At least on Doughboys the MGM production staff came closer to letting Keaton be Keaton, giving him relatively little dialogue (later Keaton recalled that he’d wanted to use dialogue the way he’d used titles in his silents: a few lines to set up a comic situation he could later improvise and build on the way he had in silent days — and instead MGM’s writers expected him to wisecrack) and allowing him to draw on his personal experiences for at least some of the plot. Keaton does get a few funny lines that show that, given time and sympathetic screenwriting, he could have developed into a deadpan-style verbal comedian in much the style Woody Allen used when he started making films, and contrary to the rather silly critics who say Keaton could never have been a talking-picture star because uttering dialogue required him to break the “Great Stone Face,” his voice was actually an appealing monotone that, while not “great” in itself, certainly fit the “Great Stone Face” character he’d created in his silents. Alas, when sound came in Keaton’s life was heading full-tilt into a perfect storm: his marriage to Natalie Talmadge (sister-in-law of his former producer Joseph Schenck) was falling apart, he was largely losing control of his career to the “suits” at MGM, and both his professional and personal disappointments were fueling his alcoholism. Eventually he moved out of the big home he’d shared with Natalie and into something he called his “land yacht,” a converted bus (essentially Buster Keaton invented the RV) in which he held parties (and, according to some accounts, orgies) and which he parked on the MGM lot when he was filming so he could drink to his heart’s content, sleep it off and not have to face a commute when he needed to work the next day.

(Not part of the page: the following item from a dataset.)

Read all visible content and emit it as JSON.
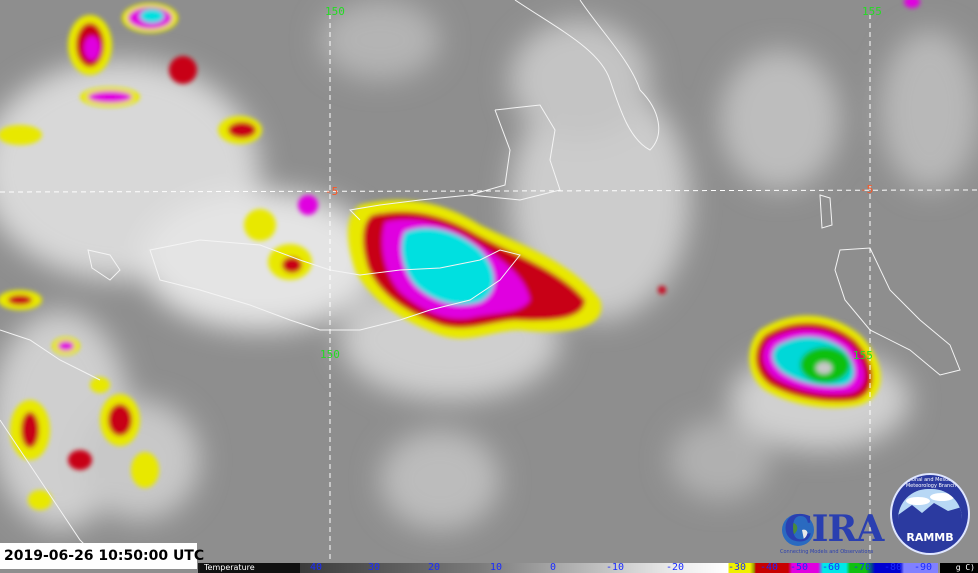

All the drinking took its toll on both his personal appearance and his coordination — meaning he had to start using stunt doubles for scenes he could once have done easily on his own — and by 1933, after a comedy about Prohibition called What, No Beer?, MGM fired him.

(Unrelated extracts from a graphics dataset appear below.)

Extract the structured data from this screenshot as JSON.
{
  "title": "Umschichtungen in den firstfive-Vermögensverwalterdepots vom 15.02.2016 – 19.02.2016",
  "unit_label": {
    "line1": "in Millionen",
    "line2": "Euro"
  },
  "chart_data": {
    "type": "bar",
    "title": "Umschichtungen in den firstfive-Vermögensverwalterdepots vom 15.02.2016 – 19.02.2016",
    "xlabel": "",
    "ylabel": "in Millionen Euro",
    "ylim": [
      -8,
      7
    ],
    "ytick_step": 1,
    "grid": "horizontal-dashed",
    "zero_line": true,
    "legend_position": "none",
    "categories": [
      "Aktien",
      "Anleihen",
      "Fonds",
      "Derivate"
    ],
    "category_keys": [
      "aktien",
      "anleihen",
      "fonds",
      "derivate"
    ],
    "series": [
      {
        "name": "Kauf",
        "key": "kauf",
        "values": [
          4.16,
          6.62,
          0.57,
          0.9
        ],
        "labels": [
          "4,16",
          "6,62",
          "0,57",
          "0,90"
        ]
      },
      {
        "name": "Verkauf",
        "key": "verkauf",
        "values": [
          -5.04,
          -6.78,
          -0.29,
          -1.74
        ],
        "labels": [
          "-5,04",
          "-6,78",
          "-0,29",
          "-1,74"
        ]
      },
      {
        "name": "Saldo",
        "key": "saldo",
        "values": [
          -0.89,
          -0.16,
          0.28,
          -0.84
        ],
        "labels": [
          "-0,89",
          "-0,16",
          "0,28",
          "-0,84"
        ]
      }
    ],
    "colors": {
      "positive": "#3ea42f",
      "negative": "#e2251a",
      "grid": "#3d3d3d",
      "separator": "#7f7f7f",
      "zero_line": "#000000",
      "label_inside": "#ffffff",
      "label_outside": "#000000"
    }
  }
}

But when Keaton made Doughboys he was still good-looking and in excellent physical shape — even though the script gave him some good slapstick scenes (including one early on in which, resisting the attempts of the officials inducting him to undress him for the physical, he grabs a chandelier and swings back and forth on it and Doughboys at last looks like a Buster Keaton movie) but none of the elaborate “trajectory” gags he’d done in his silent days — and though the script rather overdoes his character’s naïveté (towards the end he crashes the German lines, runs into his old friend and employee Gustave — see, I told you the writers would do something with that! — as a soldier for the enemy, and offers them food; they give him a shopping list which he writes down on a large piece of paper which turns out to be the battle plan of the German army, and when he returns to his own lines the Americans seize on this and use it to coordinate their final offensive), Keaton’s performance is quite good in that oddly fatalistic way of his, the grim stoicism with which his characters reacted to everything around them as if nothing good was going to come out of life and even his moments of happiness would be fleeting at best. Doughboys is a film of individual scenes rather than a well-constructed story (another aspect, besides the war setting and the crazy drill sergeant, it shares with Full Metal Jacket), and just when it seems Keaton and his writers can’t come up with a happy ending, a deus ex machina arrives in the form of the war suddenly ending. It’s a fascinating movie that isn’t really funny enough to fit comfortably into the Keaton canon but it’s also considerably better than any of his other MGM talkies, and for virtually the last time Keaton was able to make a starring feature that reflected his surprisingly dark vision of the world. Doughboys is a movie that sometimes seems decades ahead of his time — the scene with Brophy leading the bayonet drill and getting a quasi-sexual thrill out of “killing” the training dummy seems like it could have come out of a 1960’s anti-war movie, and as Charles pointed out Doughboys could be remade today with only minimal updating (“dirty words and blood,” he said) — and certainly there are few films like it even though the darkness and grimness through much of its running time is hardly what one expects from a movie featuring one of the greatest comedians of all time.